As published in Forefront

By Andrew Malec, Ph.D.

Counter-intuitive to how most business executives think of federal agencies, Scott Gottlieb, head of the Food and Drug Administration (“FDA”), has spent his first year at the agency focusing on getting more drugs to market, as opposed to increased regulation. In fact, the FDA has approved a record number of generic drugs in the past year and is looking for ways to address the burden of introducing new pharmaceutical drugs to the marketplace.

Pharmaceutical manufacturers are well aware that developing and launching a prescription drug is a costly endeavor. According to the Office of Health Economics, the typical cost of launching a drug in the marketplace has increased to $1.9 billion, compared to $199 million in the 1970s. The Pharmaceutical Research and Manufacturers of America have stated that it can take 10 to 15 years and about $1.5 billion to develop a new product, and only two out of 10 products ever recover their associated research and development (“R&D”) costs. This has caused some pharmaceutical manufacturers to cut funding for certain treatments. Since R&D expenditures are correlated with the number of new drugs being released in the market, this may hamper the number of new drugs being introduced to the market.

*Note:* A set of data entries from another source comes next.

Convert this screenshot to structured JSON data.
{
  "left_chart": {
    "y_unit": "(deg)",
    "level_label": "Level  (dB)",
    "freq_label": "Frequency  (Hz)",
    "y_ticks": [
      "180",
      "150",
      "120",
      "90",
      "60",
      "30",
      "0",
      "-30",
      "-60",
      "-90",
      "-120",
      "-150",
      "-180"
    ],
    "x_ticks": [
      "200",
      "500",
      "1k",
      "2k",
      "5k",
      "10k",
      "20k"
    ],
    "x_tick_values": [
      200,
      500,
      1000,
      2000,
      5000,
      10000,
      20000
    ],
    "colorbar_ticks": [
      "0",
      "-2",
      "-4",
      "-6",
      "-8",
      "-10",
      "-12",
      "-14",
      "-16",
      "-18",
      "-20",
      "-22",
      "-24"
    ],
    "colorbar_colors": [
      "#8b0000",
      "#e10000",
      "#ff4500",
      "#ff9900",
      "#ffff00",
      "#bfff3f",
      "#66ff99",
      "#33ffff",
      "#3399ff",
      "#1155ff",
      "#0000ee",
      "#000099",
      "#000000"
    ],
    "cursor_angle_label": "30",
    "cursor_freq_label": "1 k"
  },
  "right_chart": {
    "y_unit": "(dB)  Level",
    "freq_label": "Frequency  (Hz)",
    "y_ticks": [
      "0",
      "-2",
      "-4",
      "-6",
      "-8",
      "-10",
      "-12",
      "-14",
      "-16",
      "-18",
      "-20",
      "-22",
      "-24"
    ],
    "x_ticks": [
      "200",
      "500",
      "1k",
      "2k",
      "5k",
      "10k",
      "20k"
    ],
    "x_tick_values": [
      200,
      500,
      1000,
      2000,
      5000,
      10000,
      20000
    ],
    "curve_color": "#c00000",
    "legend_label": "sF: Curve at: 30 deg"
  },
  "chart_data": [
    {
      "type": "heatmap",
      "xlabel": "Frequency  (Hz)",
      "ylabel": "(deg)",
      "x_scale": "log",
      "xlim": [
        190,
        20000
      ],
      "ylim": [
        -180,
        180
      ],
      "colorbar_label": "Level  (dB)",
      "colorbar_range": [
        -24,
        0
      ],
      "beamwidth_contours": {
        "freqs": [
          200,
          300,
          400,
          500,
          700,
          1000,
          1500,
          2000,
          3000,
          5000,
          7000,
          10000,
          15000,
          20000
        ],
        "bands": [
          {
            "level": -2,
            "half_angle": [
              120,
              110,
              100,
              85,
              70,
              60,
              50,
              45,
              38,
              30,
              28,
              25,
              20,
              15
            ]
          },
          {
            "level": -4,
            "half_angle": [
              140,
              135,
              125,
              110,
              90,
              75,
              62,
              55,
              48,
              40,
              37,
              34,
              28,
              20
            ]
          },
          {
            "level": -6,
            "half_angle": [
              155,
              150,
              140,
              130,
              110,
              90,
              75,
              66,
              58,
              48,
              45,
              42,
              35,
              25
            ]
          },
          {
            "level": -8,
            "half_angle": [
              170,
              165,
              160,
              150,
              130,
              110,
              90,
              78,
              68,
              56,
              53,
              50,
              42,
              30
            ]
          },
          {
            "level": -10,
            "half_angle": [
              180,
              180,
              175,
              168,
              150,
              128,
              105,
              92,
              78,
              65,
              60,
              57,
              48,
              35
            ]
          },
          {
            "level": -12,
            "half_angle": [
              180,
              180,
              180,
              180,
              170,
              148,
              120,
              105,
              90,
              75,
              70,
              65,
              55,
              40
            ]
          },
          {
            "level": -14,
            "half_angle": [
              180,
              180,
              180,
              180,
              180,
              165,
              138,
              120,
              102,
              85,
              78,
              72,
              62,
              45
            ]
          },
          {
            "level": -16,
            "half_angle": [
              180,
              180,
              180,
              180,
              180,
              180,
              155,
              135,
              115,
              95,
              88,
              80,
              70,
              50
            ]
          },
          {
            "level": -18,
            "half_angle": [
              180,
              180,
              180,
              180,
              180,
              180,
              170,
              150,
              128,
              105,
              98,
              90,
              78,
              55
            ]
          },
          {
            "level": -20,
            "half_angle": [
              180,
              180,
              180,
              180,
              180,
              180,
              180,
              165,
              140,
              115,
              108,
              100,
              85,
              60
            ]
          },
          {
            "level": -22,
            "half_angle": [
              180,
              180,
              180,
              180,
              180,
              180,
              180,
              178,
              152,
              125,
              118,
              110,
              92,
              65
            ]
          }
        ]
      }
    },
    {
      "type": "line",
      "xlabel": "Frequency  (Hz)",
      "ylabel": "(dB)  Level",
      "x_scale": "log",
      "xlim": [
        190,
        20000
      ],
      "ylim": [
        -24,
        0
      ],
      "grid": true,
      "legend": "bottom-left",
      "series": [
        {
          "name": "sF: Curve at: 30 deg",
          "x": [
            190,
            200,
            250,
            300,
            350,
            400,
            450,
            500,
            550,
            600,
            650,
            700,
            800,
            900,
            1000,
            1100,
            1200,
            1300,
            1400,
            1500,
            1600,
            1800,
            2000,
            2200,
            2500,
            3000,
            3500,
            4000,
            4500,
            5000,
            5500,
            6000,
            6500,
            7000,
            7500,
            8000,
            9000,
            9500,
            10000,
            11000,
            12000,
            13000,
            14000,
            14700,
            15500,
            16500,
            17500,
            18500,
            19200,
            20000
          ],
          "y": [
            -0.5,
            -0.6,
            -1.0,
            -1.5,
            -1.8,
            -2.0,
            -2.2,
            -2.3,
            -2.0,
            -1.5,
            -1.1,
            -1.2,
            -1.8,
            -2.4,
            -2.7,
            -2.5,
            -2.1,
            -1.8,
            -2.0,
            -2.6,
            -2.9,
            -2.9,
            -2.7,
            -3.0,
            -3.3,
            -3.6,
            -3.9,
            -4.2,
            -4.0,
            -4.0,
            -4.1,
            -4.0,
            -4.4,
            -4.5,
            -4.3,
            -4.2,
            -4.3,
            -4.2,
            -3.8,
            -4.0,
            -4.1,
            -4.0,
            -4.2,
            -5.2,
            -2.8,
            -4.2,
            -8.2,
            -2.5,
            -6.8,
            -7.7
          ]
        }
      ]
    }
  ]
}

In fact, the number of in-house development products fell more than R&D expenditures, resulting in higher overall industry per-drug development costs.

Pharmaceutical companies must make a profit to fund past and present R&D efforts. As a result, prescription drugs are priced to reflect the costs of production and the significant R&D costs incurred in developing the drug. Even though discovering and developing new drugs is a time consuming, risky and costly endeavor, companies that are successful in doing so can earn sizable profit until generic versions of the drugs enter the market. In an effort to lower the price of prescription drugs and increase competition in the marketplace, Mr. Gottlieb wants the agency to rethink how much information the FDA demands at an early stage. Lowering upfront costs should encourage investment, especially by smaller biotech firms with good ideas but fewer resources. This should also enable startups to raise capital easier, and lower development costs should mean higher returns for pharmaceutical manufacturers. The FDA is looking for ways to accelerate clinical trials and lower the standard of efficacy without compromising safety. For example, a pharmaceutical manufacturer may only need to show an improvement in a biological proxy, as opposed to having to demonstrate improvements in long-term outcomes. This approach is already in place for cancer drugs. Of course, lowering efficacy standards introduces the risk that new drugs will be approved that may not be effective.

The pharmaceutical industry is an industry that faces significant competition in getting new drugs to the marketplace, which itself is a very costly endeavor. As companies contend with patent expirations on brand name pharmaceuticals and price competition from generic pharmaceutical manufacturers, it appears that the FDA is on a course to find a path to lower the cost of getting a drug to market. From an economics perspective, lowering the cost of pharmaceutical drugs would lower the price of prescription drugs and allow for more drugs to successfully reach the market; hence, benefiting the patient. Time will tell if this will be the case.